From: Bernard Roddy (email suppressed)
Date: Tue Jan 16 2007 - 06:32:44 PST
This is addressed to the masculine in us, the aggressors and lawmakers:
In her book Indiscretions: Avant-Garde Film, Video, & Feminism (Indiana, 1990) Patricia Mellencamp writes:
“Rather than examining avant-garde texts within historical parameters and debates, many contemporary critics treat this variegated work as monolithic, timeless, eternal. Anger’s citation of “Blue Velvet” in Scorpio Rising in the early 1960s is a very different story from Blue Velvet of the 1980s, which remembers and alludes to the earlier film. Reception itself – including temporality, repetition, legibility, shock, and scandal – was a focus of avant-garde’s project and critique; what is forgotten in many accounts is that reception and spectators are historical rather than forever; context, including a politics of opposition and negation rather than incorporation and contradiction, must be taken into account.” (8)
Mellencamp juxtaposes avant-garde film culture as it was exemplified by Brakhage’s thought and work and in Sitney’s book Visionary Film with the feminist response to it at the time (drawing on texts like Laura Mulvey’s “Visual Pleasure and Narrative Cinema” published a year later in Screen). Describing her own experience of that period, she says:
“But after continuity style had been peeled away in avant-garde films and narrative conventions analyzed by feminist film theory, another double absence – the erasure of representations of women and the inscription of female subjectivity – came into focus. While contemporary theory came to my rescue with new intellectual models, I spent a great deal of energy discovering that in theory as well I was lacking; how to make theory, like avant-garde, listen to and work for women became an important issue.” (26)
She comments on Brakhage’s book Metaphors on Vision and develops a critique of Sitney’s appraisal of Maya Deren and Meshes of the Afternoon. For Mellencamp the practice of avant-garde film exhibition and reception, the sexual realities on the ground so to speak, is consistent with the feminist psychoanalytic critique of the period, according to which the films construct a male subjectivity anchored in a romanticism allied with Harold Bloom’s conservative cultural criticism. She says that on this conception of avant-garde film, filmmaking expresses the heroic struggle of male individuality in search of origins. In Brakhage’s words, ‘the great works baffle the intellect . . these artists become the great martyrs of aesthetic discomfort’ [quoted from Metaphors on Vision].” (30)

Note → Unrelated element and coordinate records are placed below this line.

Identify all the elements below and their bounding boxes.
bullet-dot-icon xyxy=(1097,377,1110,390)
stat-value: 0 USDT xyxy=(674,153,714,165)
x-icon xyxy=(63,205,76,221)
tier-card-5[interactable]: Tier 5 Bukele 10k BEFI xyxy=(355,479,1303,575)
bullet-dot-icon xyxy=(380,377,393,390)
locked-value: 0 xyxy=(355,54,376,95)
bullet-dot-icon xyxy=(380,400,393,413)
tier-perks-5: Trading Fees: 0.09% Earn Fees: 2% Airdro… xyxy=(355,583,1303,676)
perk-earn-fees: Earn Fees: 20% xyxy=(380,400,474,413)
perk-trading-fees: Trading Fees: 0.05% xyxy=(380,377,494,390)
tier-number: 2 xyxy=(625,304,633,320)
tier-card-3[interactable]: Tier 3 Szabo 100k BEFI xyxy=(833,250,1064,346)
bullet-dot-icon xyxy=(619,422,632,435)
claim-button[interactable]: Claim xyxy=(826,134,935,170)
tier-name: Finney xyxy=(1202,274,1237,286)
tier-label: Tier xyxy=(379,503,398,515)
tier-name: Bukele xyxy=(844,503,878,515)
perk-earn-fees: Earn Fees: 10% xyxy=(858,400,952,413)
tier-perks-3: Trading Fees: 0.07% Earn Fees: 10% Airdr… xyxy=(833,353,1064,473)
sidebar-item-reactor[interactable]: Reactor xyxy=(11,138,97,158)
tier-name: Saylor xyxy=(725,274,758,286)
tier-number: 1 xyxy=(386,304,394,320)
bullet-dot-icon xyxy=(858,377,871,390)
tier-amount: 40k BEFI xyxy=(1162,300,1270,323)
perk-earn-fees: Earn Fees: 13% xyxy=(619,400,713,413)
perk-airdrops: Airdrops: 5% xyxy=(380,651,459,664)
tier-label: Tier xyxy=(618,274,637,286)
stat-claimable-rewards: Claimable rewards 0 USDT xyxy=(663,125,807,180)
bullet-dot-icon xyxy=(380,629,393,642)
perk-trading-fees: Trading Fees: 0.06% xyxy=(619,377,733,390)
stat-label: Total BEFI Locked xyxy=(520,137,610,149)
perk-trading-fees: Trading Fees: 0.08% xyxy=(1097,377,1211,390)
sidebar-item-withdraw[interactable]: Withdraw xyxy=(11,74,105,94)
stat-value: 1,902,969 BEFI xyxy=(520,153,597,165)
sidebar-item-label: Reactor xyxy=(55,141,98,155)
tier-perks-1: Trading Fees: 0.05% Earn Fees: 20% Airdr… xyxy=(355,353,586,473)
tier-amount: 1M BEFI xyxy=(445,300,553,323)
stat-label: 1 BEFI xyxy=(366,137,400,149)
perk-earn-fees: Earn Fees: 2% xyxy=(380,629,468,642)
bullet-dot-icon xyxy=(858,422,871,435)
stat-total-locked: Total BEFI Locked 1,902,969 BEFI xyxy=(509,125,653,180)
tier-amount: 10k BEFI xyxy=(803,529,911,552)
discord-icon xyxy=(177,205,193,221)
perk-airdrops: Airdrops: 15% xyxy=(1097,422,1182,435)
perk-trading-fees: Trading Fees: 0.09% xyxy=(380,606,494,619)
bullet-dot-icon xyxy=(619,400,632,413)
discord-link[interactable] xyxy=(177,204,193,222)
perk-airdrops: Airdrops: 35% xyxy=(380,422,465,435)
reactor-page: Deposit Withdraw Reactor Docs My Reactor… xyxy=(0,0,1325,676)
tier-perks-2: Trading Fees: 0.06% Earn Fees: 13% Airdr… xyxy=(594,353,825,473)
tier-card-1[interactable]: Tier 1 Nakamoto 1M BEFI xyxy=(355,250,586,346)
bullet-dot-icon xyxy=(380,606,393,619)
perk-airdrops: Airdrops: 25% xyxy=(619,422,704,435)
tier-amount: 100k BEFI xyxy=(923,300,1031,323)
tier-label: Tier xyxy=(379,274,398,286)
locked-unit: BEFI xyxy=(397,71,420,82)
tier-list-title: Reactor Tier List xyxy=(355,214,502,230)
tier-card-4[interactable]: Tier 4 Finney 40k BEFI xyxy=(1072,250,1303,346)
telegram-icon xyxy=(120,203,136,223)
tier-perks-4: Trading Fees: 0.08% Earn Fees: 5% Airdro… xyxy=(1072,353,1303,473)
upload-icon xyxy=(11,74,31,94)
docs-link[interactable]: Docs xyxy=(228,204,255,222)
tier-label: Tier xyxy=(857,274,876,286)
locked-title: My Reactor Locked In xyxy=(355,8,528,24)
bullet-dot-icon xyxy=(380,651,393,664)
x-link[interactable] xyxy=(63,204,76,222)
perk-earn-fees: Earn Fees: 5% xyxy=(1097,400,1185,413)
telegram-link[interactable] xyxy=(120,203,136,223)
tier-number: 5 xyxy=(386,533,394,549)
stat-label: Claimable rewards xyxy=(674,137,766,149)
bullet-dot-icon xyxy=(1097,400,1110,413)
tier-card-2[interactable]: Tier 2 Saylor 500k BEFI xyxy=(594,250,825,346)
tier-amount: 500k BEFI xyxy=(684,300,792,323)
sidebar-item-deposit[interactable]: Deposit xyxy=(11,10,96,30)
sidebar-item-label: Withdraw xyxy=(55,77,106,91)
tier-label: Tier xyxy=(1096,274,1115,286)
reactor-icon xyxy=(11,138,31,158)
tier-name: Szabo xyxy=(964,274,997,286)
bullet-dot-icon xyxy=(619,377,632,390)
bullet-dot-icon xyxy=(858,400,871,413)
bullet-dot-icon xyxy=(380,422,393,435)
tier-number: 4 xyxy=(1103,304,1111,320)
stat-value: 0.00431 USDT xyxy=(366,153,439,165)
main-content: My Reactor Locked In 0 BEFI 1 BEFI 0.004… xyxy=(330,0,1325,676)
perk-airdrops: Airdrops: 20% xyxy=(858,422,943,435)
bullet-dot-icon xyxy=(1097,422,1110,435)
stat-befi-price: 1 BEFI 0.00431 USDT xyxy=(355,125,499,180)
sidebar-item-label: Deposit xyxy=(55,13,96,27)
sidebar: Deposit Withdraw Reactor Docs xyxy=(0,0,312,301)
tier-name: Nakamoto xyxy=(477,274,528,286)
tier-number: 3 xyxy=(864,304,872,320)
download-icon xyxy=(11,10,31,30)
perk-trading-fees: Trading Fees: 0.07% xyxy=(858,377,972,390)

I draw two conclusions: The avant-garde films of the ‘60s and ‘70s need to be assessed from the historical perspective of viewing experience today. And we need to consider a wider variety of masculine subject positions that will facilitate a dialogue amongst ourselves that embraces feminist thought.
Let me illustrate the second point using a ‘70s film by a Japanese filmmaker not usually thought to be avant-garde. The work of Kazuo Hara screened at Facets in December. In Extreme Private Eros: Love Song 1974 (1974) Hara makes several visits to see his ex-wife, Miyuki, and their toddler son, Rei, in Okinawa. The black-and-white film, running about 90 minutes, has a soundtrack recorded during shooting but not usually synchronized with speech. Nearly all the shots are hand-held and locations include inexpensively lit interiors such as small apartments, bars, and strip joints, evening scenes in which Miyuki distributes a flyer amongst bar girls, and a scene on a lake during which Hara’s new girlfriend Kobayashi tells Miyuki that she, Kobayashi, is going to have a child by Hara.
The film is constructed around Miyuki’s views and attitudes, expressed in the course of encounters amongst Japanese bar girls servicing American soldiers, with periodic voiceover and titles to convey the passage of time. Miyuki is an exceptional woman. The film covers a period of several years and opens with Miyuki in a dispute with her lover, a pensive girl named Sugako, who has taken a sexual interest in a black GI. During these opening shots it becomes clear that Miyuki is quite comfortable conducting her private affairs in front of Hara’s camera. The next partner we see her with is Paul, a black GI, whose son she gives birth to later in the film.
Early on in the film Miyuki expresses her desire to raise an aggressive child and dreams of being driven in a truck to an outpost of Japan to give birth for Hara’s camera. The attitudes she articulates are particularly satisfying (and surprising). Late in the film she orchestrates such a childbirth performance, giving birth to Paul’s son in Hara’s cramped apartment with no assistance whatsoever, while Kobayashi holds the microphone and Hara, too distraught to think clearly, shoots out of focus. In this scene Miyuki positions herself on the floor to best display the process of childbirth, and we see her newborn lay between her legs during the period required for the arrival of the placenta as we listen to her explain the process. The child is a girl Miyuki names Yu, and she calls her mother to tell her she delivered the child completely by herself.
The Hara series was billed as “transgressive,” but this seems to minimize the value of what is going on in this film, as if it belonged with expressions of masculine sexual aggression. The subversion here seems to address a different kind of masculine viewer, one who has had to contend with a feminist discourse.